Communication: Real or “Phone-y”

Yesterday I bought my 10-year-old his first basic cell phone.  (He would say 10 ½)  I had always said that I would not get him one until he was driving, but apparently I was wrong.  We saw his last year’s teacher (last year as of 4 days ago) at the phone store.  He was so excited to see her, but me…well, I was a little embarrassed that I was buying an ex 4th grader (yet soon to be 5th grader) his own cell phone.  My son goes over to say hello and very excitedly he tells her what we are doing there.  I, without haste, said that my plan had always been to wait until he was driving, but that he was taking two separate unaccompanied airplanes trips this summer…(but it's not like he hasn’t done this before; it’ll be his 3rd time)  She quickly said that it was a good idea and also since he walks or rides his bike the 1 mile to and from school each day.
 
I’m sure she is right, but I can’t help to think back to me at 10, or even at 10 ½.  I too made my daily 1 ½ mile trek on bike or foot. (Seemed like 3 miles…funny how that works… I think Google maps must be wrong… it had to be 3 miles.)  That trip most always involved stopping to play and catch crawdads in the “concrete creek” or exploring the woods.  It also included at least once a week a stop at Grandma’s house for a brownie.

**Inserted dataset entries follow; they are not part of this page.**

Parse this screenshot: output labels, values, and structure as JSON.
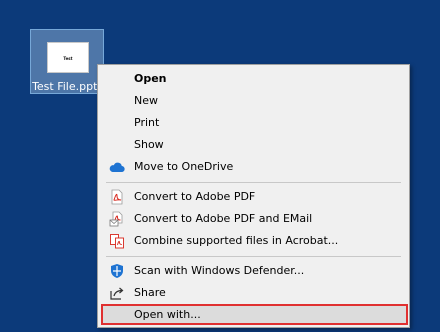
{
  "desktop": {
    "file_name": "Test File.pptx",
    "thumbnail_text": "Test"
  },
  "menu": {
    "items": [
      {
        "label": "Open",
        "icon": "none",
        "bold": true
      },
      {
        "label": "New",
        "icon": "none"
      },
      {
        "label": "Print",
        "icon": "none"
      },
      {
        "label": "Show",
        "icon": "none"
      },
      {
        "label": "Move to OneDrive",
        "icon": "onedrive-cloud-icon"
      },
      {
        "label": "Convert to Adobe PDF",
        "icon": "adobe-pdf-icon"
      },
      {
        "label": "Convert to Adobe PDF and EMail",
        "icon": "adobe-pdf-email-icon"
      },
      {
        "label": "Combine supported files in Acrobat...",
        "icon": "acrobat-combine-icon"
      },
      {
        "label": "Scan with Windows Defender...",
        "icon": "windows-defender-icon"
      },
      {
        "label": "Share",
        "icon": "share-icon"
      },
      {
        "label": "Open with...",
        "icon": "none",
        "highlighted": true
      }
    ]
  },
  "colors": {
    "desktop_bg": "#0c3a7a",
    "menu_bg": "#f0f0f0",
    "highlight_border": "#e03030",
    "onedrive_blue": "#1e73d2",
    "adobe_red": "#d8261c"
  }
}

I know times were different, but there were dangers back then too... not so much from people kidnapping me but more like the bully that used to beat me up (why didn’t I ride the bus when that started?), or there was that time I found a rifle on the side of the road but it wasn’t loaded.  A cell phone would not have helped with safety when I found the rifle and since I chose to continue walking home with my friends and risk getting beaten up instead of riding the bus, my guess is a cell phone would not have helped with the bully either.

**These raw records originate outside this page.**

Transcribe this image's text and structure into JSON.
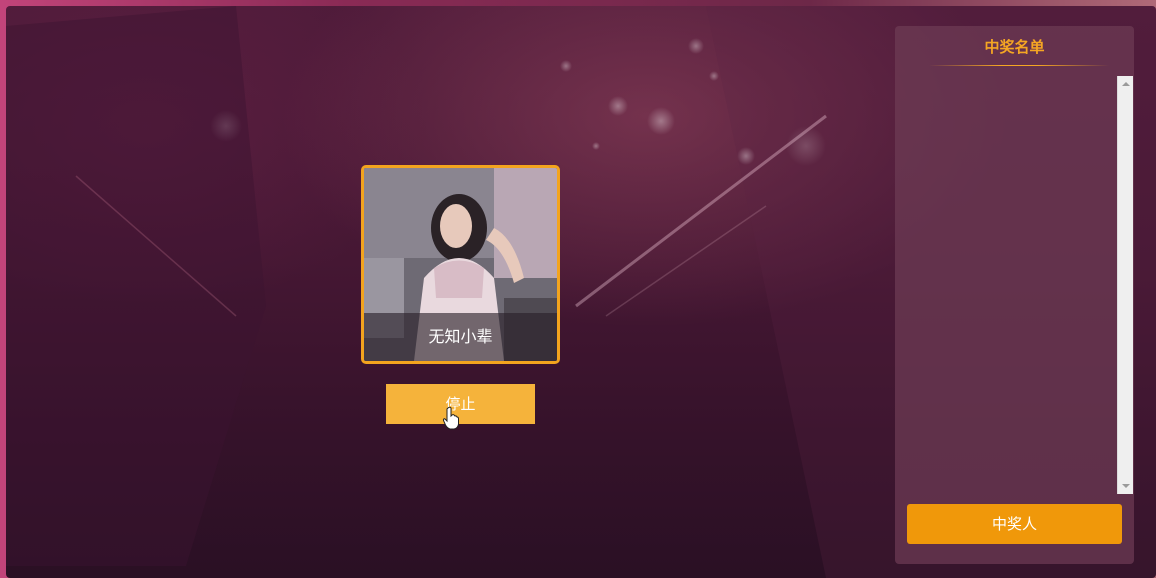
{
  "lottery": {
    "current_name": "无知小辈",
    "stop_label": "停止"
  },
  "winners_panel": {
    "title": "中奖名单",
    "winners": [],
    "button_label": "中奖人"
  },
  "colors": {
    "accent": "#f3a41e",
    "stop_button": "#f5b33b",
    "winner_button": "#f0980a",
    "panel_title": "#f5a623"
  }
}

I guess times really have changed.  It takes me 20-30 minutes to get home from work and it takes my wife 30-40 minutes.  It only took my parents 2 minutes.  Back then my family communicated around the kitchen table each night and as oddly as it may sound we usually could be found each morning packed in my parent’s bathroom, which I’m sure they just loved.  Now days depending on scheduling our work with kid’s schedules we are lucky to sit down and eat as an entire family 2-3 times a week. 

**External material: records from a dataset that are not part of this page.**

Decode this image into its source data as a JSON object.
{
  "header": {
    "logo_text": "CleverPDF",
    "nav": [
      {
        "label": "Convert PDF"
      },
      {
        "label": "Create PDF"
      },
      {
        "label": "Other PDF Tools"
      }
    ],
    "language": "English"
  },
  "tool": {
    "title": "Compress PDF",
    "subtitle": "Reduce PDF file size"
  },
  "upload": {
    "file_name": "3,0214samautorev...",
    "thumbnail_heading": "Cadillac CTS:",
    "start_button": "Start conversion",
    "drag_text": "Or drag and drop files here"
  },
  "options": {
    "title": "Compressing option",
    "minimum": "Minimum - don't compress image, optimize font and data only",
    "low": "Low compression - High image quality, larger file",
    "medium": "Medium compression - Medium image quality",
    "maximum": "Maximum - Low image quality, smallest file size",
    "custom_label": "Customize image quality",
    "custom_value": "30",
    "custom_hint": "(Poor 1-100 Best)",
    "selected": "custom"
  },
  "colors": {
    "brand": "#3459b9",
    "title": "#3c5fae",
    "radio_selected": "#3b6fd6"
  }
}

Times have changed, so to communicate I guess the way in which we do it has to change too… or does it?  I’m okay with tools to help communicate over long distances (like this blog) or for safety reasons and even for convenience, but when technology becomes the norm we loose something important.  The relationships formed when we look at each other face to face can not be substituted.  As we share our lives with each other face to face we are sharing Christ with each other.  Each one of us was created in God’s image and as we grow in relationship with each other we grow in our relationship with God.  It is like the difference between watching TV and seeing people stand hungry in a soup kitchen line verses actually being there to serve them.

Though I don’t want to give up my technology (including my iPhone) I don’t want to get lost in it to the point that humanity and the Divine become lifeless in the digital world.

1 comment:

  1. I hear you brother. I don't blame you for getting your son a cell phone. It helps us keep in touch in this hectic world. Technology is a gift and a curse. I ask myself, if it were not for the technology that helps us communicate in the hectic world, would this world be as hectic.

    Remembering back to when I was a kid about my son's age, twelve (twelve and a half he would say too). I had communication rules too. I could ride my bike all over Sparks and Reno if I called before I left and then called when I got there. We didn't have cell phones, so it was friends phones or payphones. There was usually only one phone at a friends house and it hung on the kitchen wall, was attached by a cord, and had a rotary dial. LOL Not too many of those around any more. Then there was the payphones. You always had to keep dimes in your pockets to call while you were out. I remember when the cost launched from a dime to a quarter per call. I thought my throat had been cut.